Ao contrário do que costuma ser afirmado, o descongelamento dos gastos constitui medida muito mais favorável ao equilíbrio fiscal do que a manutenção das regras do teto. Aliás, em períodos de crise econômica, o déficit fiscal seria até desejável, pois o saldo negativo nas contas públicas representaria exatamente o superávit para o setor privado, e esses recursos são essenciais para acelerar o enfrentamento da crise. Portanto, a imposição de limites aos gastos acaba se convertendo em uma medida contrária ao crescimento econômico do país. 

Enquanto não seja totalmente revogada a EC95, é fundamental que os gastos com o bolsa família e alguns outros gastos essenciais ao funcionamento do Estado sejam retirados do teto. Da mesma forma os benefícios previdenciários deveriam ser liberados dos limites estabelecidos pelo congelamento. Os primeiros por significarem as condições essenciais para combate à pobreza e a fome. Os segundos por constituírem, ainda que parcialmente, contrapartida de contribuições individuais específicas dos beneficiários.

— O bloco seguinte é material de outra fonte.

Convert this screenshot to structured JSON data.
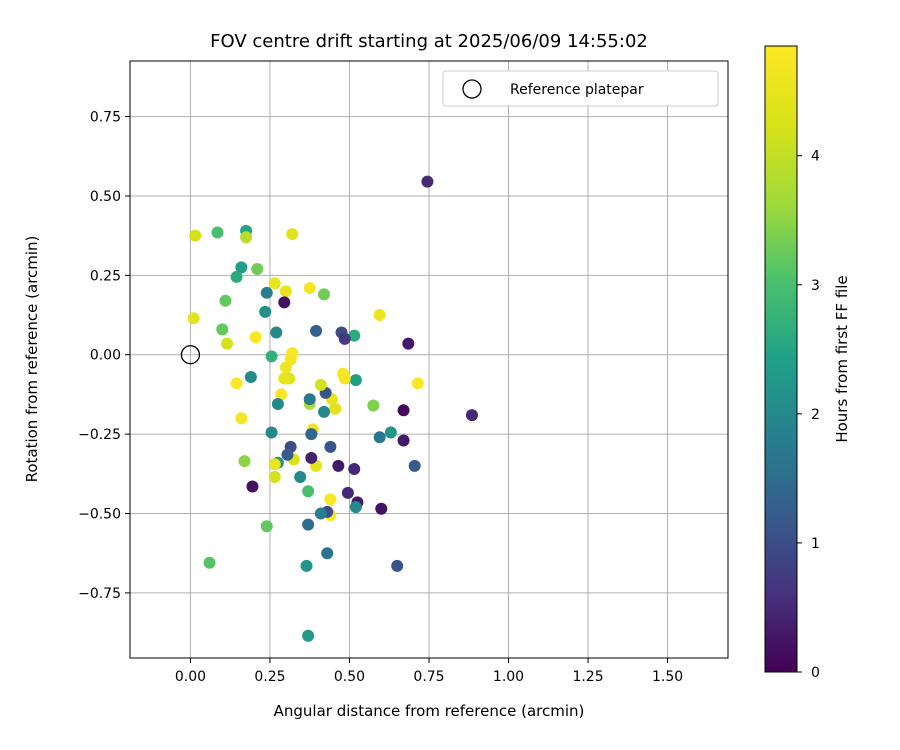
{
  "chart_data": {
    "type": "scatter",
    "title": "FOV centre drift starting at 2025/06/09 14:55:02",
    "xlabel": "Angular distance from reference (arcmin)",
    "ylabel": "Rotation from reference (arcmin)",
    "xlim": [
      -0.19,
      1.69
    ],
    "ylim": [
      -0.955,
      0.925
    ],
    "xticks": [
      0.0,
      0.25,
      0.5,
      0.75,
      1.0,
      1.25,
      1.5
    ],
    "xtick_labels": [
      "0.00",
      "0.25",
      "0.50",
      "0.75",
      "1.00",
      "1.25",
      "1.50"
    ],
    "yticks": [
      -0.75,
      -0.5,
      -0.25,
      0.0,
      0.25,
      0.5,
      0.75
    ],
    "ytick_labels": [
      "−0.75",
      "−0.50",
      "−0.25",
      "0.00",
      "0.25",
      "0.50",
      "0.75"
    ],
    "grid": true,
    "legend": {
      "placement": "top-right",
      "entries": [
        {
          "label": "Reference platepar",
          "marker": "open-circle"
        }
      ]
    },
    "reference_point": {
      "x": 0.0,
      "y": 0.0
    },
    "colorbar": {
      "label": "Hours from first FF file",
      "colormap": "viridis",
      "range": [
        0,
        4.85
      ],
      "ticks": [
        0,
        1,
        2,
        3,
        4
      ],
      "tick_labels": [
        "0",
        "1",
        "2",
        "3",
        "4"
      ]
    },
    "points": [
      {
        "x": 0.745,
        "y": 0.545,
        "c": 0.5
      },
      {
        "x": 0.885,
        "y": -0.19,
        "c": 0.5
      },
      {
        "x": 0.685,
        "y": 0.035,
        "c": 0.3
      },
      {
        "x": 0.67,
        "y": -0.175,
        "c": 0.1
      },
      {
        "x": 0.67,
        "y": -0.27,
        "c": 0.3
      },
      {
        "x": 0.705,
        "y": -0.35,
        "c": 1.2
      },
      {
        "x": 0.65,
        "y": -0.665,
        "c": 1.1
      },
      {
        "x": 0.6,
        "y": -0.485,
        "c": 0.2
      },
      {
        "x": 0.595,
        "y": -0.26,
        "c": 1.7
      },
      {
        "x": 0.63,
        "y": -0.245,
        "c": 2.2
      },
      {
        "x": 0.595,
        "y": 0.125,
        "c": 4.6
      },
      {
        "x": 0.715,
        "y": -0.09,
        "c": 4.8
      },
      {
        "x": 0.575,
        "y": -0.16,
        "c": 3.4
      },
      {
        "x": 0.525,
        "y": -0.465,
        "c": 0.3
      },
      {
        "x": 0.515,
        "y": -0.36,
        "c": 0.5
      },
      {
        "x": 0.52,
        "y": -0.48,
        "c": 2.0
      },
      {
        "x": 0.52,
        "y": -0.08,
        "c": 2.4
      },
      {
        "x": 0.515,
        "y": 0.06,
        "c": 2.6
      },
      {
        "x": 0.475,
        "y": 0.07,
        "c": 1.0
      },
      {
        "x": 0.485,
        "y": 0.05,
        "c": 0.7
      },
      {
        "x": 0.48,
        "y": -0.06,
        "c": 4.8
      },
      {
        "x": 0.485,
        "y": -0.075,
        "c": 4.7
      },
      {
        "x": 0.465,
        "y": -0.35,
        "c": 0.3
      },
      {
        "x": 0.495,
        "y": -0.435,
        "c": 0.5
      },
      {
        "x": 0.455,
        "y": -0.17,
        "c": 4.4
      },
      {
        "x": 0.445,
        "y": -0.14,
        "c": 4.5
      },
      {
        "x": 0.44,
        "y": -0.29,
        "c": 1.1
      },
      {
        "x": 0.44,
        "y": -0.455,
        "c": 4.8
      },
      {
        "x": 0.44,
        "y": -0.505,
        "c": 4.8
      },
      {
        "x": 0.43,
        "y": -0.495,
        "c": 1.0
      },
      {
        "x": 0.43,
        "y": -0.625,
        "c": 1.6
      },
      {
        "x": 0.425,
        "y": -0.12,
        "c": 1.1
      },
      {
        "x": 0.42,
        "y": -0.18,
        "c": 2.0
      },
      {
        "x": 0.42,
        "y": 0.19,
        "c": 3.3
      },
      {
        "x": 0.41,
        "y": -0.5,
        "c": 1.8
      },
      {
        "x": 0.41,
        "y": -0.095,
        "c": 4.2
      },
      {
        "x": 0.395,
        "y": 0.075,
        "c": 1.3
      },
      {
        "x": 0.395,
        "y": -0.35,
        "c": 4.4
      },
      {
        "x": 0.385,
        "y": -0.235,
        "c": 4.6
      },
      {
        "x": 0.38,
        "y": -0.325,
        "c": 0.4
      },
      {
        "x": 0.375,
        "y": -0.155,
        "c": 3.8
      },
      {
        "x": 0.375,
        "y": -0.14,
        "c": 1.7
      },
      {
        "x": 0.375,
        "y": 0.21,
        "c": 4.7
      },
      {
        "x": 0.38,
        "y": -0.25,
        "c": 1.4
      },
      {
        "x": 0.37,
        "y": -0.535,
        "c": 1.5
      },
      {
        "x": 0.37,
        "y": -0.43,
        "c": 3.0
      },
      {
        "x": 0.37,
        "y": -0.885,
        "c": 2.3
      },
      {
        "x": 0.365,
        "y": -0.665,
        "c": 2.2
      },
      {
        "x": 0.345,
        "y": -0.385,
        "c": 2.0
      },
      {
        "x": 0.325,
        "y": -0.33,
        "c": 4.3
      },
      {
        "x": 0.32,
        "y": 0.005,
        "c": 4.8
      },
      {
        "x": 0.315,
        "y": -0.015,
        "c": 4.7
      },
      {
        "x": 0.32,
        "y": 0.38,
        "c": 4.4
      },
      {
        "x": 0.315,
        "y": -0.29,
        "c": 1.0
      },
      {
        "x": 0.305,
        "y": -0.315,
        "c": 1.2
      },
      {
        "x": 0.31,
        "y": -0.075,
        "c": 4.3
      },
      {
        "x": 0.3,
        "y": -0.04,
        "c": 4.6
      },
      {
        "x": 0.295,
        "y": -0.075,
        "c": 4.5
      },
      {
        "x": 0.3,
        "y": 0.2,
        "c": 4.5
      },
      {
        "x": 0.295,
        "y": 0.165,
        "c": 0.2
      },
      {
        "x": 0.285,
        "y": -0.125,
        "c": 4.8
      },
      {
        "x": 0.275,
        "y": -0.155,
        "c": 2.0
      },
      {
        "x": 0.275,
        "y": -0.34,
        "c": 2.2
      },
      {
        "x": 0.27,
        "y": 0.07,
        "c": 2.0
      },
      {
        "x": 0.265,
        "y": -0.345,
        "c": 4.5
      },
      {
        "x": 0.265,
        "y": -0.385,
        "c": 4.2
      },
      {
        "x": 0.265,
        "y": 0.225,
        "c": 4.5
      },
      {
        "x": 0.255,
        "y": -0.005,
        "c": 2.7
      },
      {
        "x": 0.255,
        "y": -0.245,
        "c": 2.0
      },
      {
        "x": 0.24,
        "y": 0.195,
        "c": 1.8
      },
      {
        "x": 0.235,
        "y": 0.135,
        "c": 2.1
      },
      {
        "x": 0.24,
        "y": -0.54,
        "c": 3.2
      },
      {
        "x": 0.21,
        "y": 0.27,
        "c": 3.3
      },
      {
        "x": 0.205,
        "y": 0.055,
        "c": 4.8
      },
      {
        "x": 0.195,
        "y": -0.415,
        "c": 0.2
      },
      {
        "x": 0.19,
        "y": -0.07,
        "c": 2.0
      },
      {
        "x": 0.175,
        "y": 0.39,
        "c": 2.5
      },
      {
        "x": 0.175,
        "y": 0.37,
        "c": 3.9
      },
      {
        "x": 0.17,
        "y": -0.335,
        "c": 3.5
      },
      {
        "x": 0.16,
        "y": -0.2,
        "c": 4.7
      },
      {
        "x": 0.16,
        "y": 0.275,
        "c": 2.4
      },
      {
        "x": 0.145,
        "y": 0.245,
        "c": 2.6
      },
      {
        "x": 0.145,
        "y": -0.09,
        "c": 4.8
      },
      {
        "x": 0.115,
        "y": 0.035,
        "c": 4.2
      },
      {
        "x": 0.11,
        "y": 0.17,
        "c": 3.2
      },
      {
        "x": 0.1,
        "y": 0.08,
        "c": 3.2
      },
      {
        "x": 0.085,
        "y": 0.385,
        "c": 3.0
      },
      {
        "x": 0.06,
        "y": -0.655,
        "c": 3.1
      },
      {
        "x": 0.015,
        "y": 0.375,
        "c": 4.2
      },
      {
        "x": 0.01,
        "y": 0.115,
        "c": 4.4
      }
    ]
  }
}
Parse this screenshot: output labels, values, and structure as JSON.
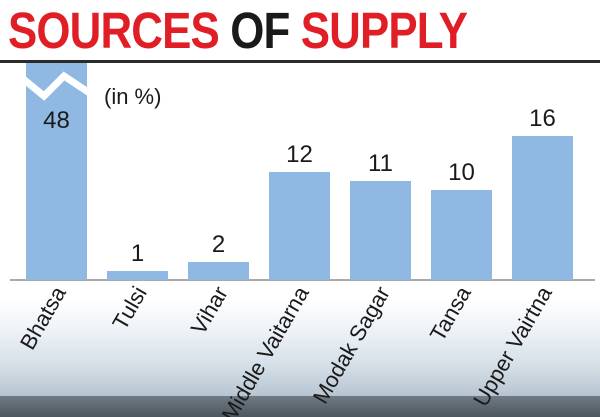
{
  "header": {
    "title_part1": "SOURCES",
    "title_part2": "OF",
    "title_part3": "SUPPLY",
    "accent_color": "#e01e25",
    "dark_color": "#1a1a1a"
  },
  "chart_data": {
    "type": "bar",
    "title": "SOURCES OF SUPPLY",
    "unit_label": "(in %)",
    "categories": [
      "Bhatsa",
      "Tulsi",
      "Vihar",
      "Middle Vaitarna",
      "Modak Sagar",
      "Tansa",
      "Upper Vairtna"
    ],
    "values": [
      48,
      1,
      2,
      12,
      11,
      10,
      16
    ],
    "broken_axis_categories": [
      "Bhatsa"
    ],
    "bar_color": "#8fb8e3",
    "grid": false,
    "legend": "none"
  }
}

Além disso, é importante considerar que o congelamento dos benefícios previdenciários impõe limites ao crescimento do valor do salário mínimo, e isso acaba se convertendo em instrumento de ampliação de lucros para o setor empresarial, aprofundando a desigualdade social. O congelamento dos gastos primários foi também justificado como uma medida necessária para evitar a ampliação do endividamento público. No entanto, serviu somente para reduzir as políticas públicas do Estado, pois o endividamento público não se reduziu, pelo contrário, cresceu de forma muito mais expressiva depois de 2016.

A história nos ensina que, em períodos de crise econômica, os gastos públicos são fundamentais, pois injetam os recursos necessários para a retomada das atividades econômicas. Descongelar parte dos gastos sociais, neste momento, além de criar condições para proteção social aos mais vulneráveis, e para acabar com a fome, significa também, sem dúvida alguma, a forma mais rápida e eficaz de enfrentamento da crise em que estamos metidos, pois libera espaço fiscal para o Estado poder investir e, com isso, voltar a crescer e gerar empregos, reduzir as desigualdades e recuperar uma condição fiscal equilibrada.

* Este é um artigo de opinião. A visão do autor não necessariamente expressa a linha editorial do jornal Brasil de Fato.